# Choosing the Right Tool

Roboflow exposes the same underlying platform through three developer tools. They are not mutually exclusive — most production workflows use all three. This page is a quick decision guide.

## At a glance

|              | CLI                                                    | Python SDK                                              | REST API                                       |
| ------------ | ------------------------------------------------------ | ------------------------------------------------------- | ---------------------------------------------- |
| **Best for** | Ad-hoc scripts, AI agents, shell automation            | Notebooks, scheduled jobs, Python applications          | Non-Python services, webhooks, edge devices    |
| **Auth**     | `ROBOFLOW_API_KEY` env var or `roboflow login`         | API key passed to `Roboflow(...)` or `ROBOFLOW_API_KEY` | `api_key=` query param or body field           |
| **Output**   | Pretty tables by default, `--json` for scripting       | Python dicts and objects                                | JSON                                           |
| **Install**  | `pip install roboflow`                                 | `pip install roboflow`                                  | None                                           |
| **Coverage** | Tracks SDK; agent-friendly                             | Same as REST plus convenience helpers                   | Authoritative — every feature ships here first |
| **Errors**   | Exit codes (0 / 1 / 2 / 3) + JSON error body on stderr | Python exceptions                                       | HTTP status codes + JSON error body            |

## When to use the CLI

Use the CLI when you want to do something **once or as a step in a shell pipeline**. The output formats and exit codes are designed for scripting and AI agents.

Concretely:

* You're prototyping and want to see results quickly without writing Python.
* You want to pipe Roboflow operations into other tools (`roboflow project list --json | jq …`).
* You're using an AI coding agent (Claude Code, Cursor) — the CLI's structured JSON output and stable exit codes are easier for an agent to consume than a Python REPL.
* You're writing a `Makefile`, GitHub Action, or shell script that uploads images, kicks off training, or downloads a dataset.

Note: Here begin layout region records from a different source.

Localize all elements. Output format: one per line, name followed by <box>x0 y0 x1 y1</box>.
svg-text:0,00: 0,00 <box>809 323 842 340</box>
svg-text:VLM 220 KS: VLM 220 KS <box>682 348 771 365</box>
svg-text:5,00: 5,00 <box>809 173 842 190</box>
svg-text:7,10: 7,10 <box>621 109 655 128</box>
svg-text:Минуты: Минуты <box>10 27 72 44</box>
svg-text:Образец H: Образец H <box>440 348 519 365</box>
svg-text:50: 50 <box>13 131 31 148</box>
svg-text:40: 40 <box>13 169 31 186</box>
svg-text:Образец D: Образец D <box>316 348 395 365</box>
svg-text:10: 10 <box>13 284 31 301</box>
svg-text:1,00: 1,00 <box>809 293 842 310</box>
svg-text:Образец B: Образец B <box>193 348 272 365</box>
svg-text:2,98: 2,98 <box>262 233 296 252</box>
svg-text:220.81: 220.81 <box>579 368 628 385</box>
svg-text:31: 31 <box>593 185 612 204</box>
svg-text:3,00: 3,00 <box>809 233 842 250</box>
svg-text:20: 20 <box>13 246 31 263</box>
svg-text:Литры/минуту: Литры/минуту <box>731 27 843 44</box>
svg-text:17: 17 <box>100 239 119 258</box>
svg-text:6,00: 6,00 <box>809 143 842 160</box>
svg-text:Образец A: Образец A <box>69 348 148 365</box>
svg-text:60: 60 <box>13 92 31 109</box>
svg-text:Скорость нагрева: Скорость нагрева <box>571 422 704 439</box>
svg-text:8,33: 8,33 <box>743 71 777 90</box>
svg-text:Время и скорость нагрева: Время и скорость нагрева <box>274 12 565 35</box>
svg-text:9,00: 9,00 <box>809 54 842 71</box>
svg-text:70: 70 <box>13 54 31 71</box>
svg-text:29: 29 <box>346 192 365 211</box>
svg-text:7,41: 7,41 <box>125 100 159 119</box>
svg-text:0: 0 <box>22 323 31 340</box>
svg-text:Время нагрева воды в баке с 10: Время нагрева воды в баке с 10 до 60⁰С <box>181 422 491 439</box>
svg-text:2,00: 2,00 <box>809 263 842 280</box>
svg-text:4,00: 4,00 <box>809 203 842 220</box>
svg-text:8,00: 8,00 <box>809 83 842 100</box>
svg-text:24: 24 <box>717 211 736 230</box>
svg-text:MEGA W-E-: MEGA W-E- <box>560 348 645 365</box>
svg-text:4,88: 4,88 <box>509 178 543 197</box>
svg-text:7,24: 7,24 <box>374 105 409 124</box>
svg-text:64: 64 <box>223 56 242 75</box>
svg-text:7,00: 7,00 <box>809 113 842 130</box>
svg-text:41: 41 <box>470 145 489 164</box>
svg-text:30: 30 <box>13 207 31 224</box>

See [Using the CLI](/developer/command-line-interface/using-the-cli.md).

## When to use the Python SDK

Use the SDK when you're already in Python and want **typed objects, idiomatic helpers, and cross-call state**. The SDK is a thin wrapper around the REST API but it adds:

* `Workspace` / `Project` / `Version` / `Model` objects with discoverable methods.
* Concurrent uploads (`upload_dataset(num_workers=10)`).
* Prediction visualization helpers (when the full `roboflow` package is installed — not `roboflow-slim`).
* Active-learning loops that combine inference and upload.
* Direct access to vision-events ingestion.

Concretely:

* You're in a Jupyter notebook iterating on a dataset.
* You're building a Python service that uploads, trains, or runs inference on demand.
* You need to chain operations (upload → train → wait for ready → predict).
* You're integrating Roboflow into an existing Python app.

See [Using the Python SDK](/developer/python-sdk/using-the-python-sdk.md).

## When to use the REST API

Use the REST API when **you're not in Python**, when you need to call from an environment that can't install Python packages (a browser, a Cloudflare Worker, an embedded device, a Lambda with a tiny zipfile), or when you want to consume Roboflow from a webhook.

Concretely:

* You're building a JavaScript / TypeScript / Go / Rust client.
* You're posting events from a webcam or sensor that runs custom firmware.
* You need to integrate with Zapier / n8n / a no-code automation tool.
* A specific feature ships in the REST API before it lands in the SDK.

See [Using the REST API](/developer/rest-api/using-the-rest-api.md).

## Mixing tools

In practice teams use all three:

* **CI/CD** uses the CLI to upload datasets and kick off training.
* **A Python data pipeline** uses the SDK to react to training results and tune model versions.
* **A production app** uses the REST API to run inference and post events.

The same workspace and API key authenticate against all three, so credentials don't multiply.

## Inference is special

For running a trained model on an image or video, you have additional choices beyond these three. Hosted inference runs against [Roboflow Serverless v2](https://docs.roboflow.com/deploy/serverless) at `serverless.roboflow.com`; for higher throughput or on-prem use cases see [Roboflow Inference](https://inference.roboflow.com) (self-hosted) and [Dedicated Deployments](https://docs.roboflow.com/deploy/dedicated-deployments) (managed GPU machines).

The CLI's `infer` command, the SDK's `model.predict()`, and a direct REST call to the inference URL are all paths to the same underlying inference engines.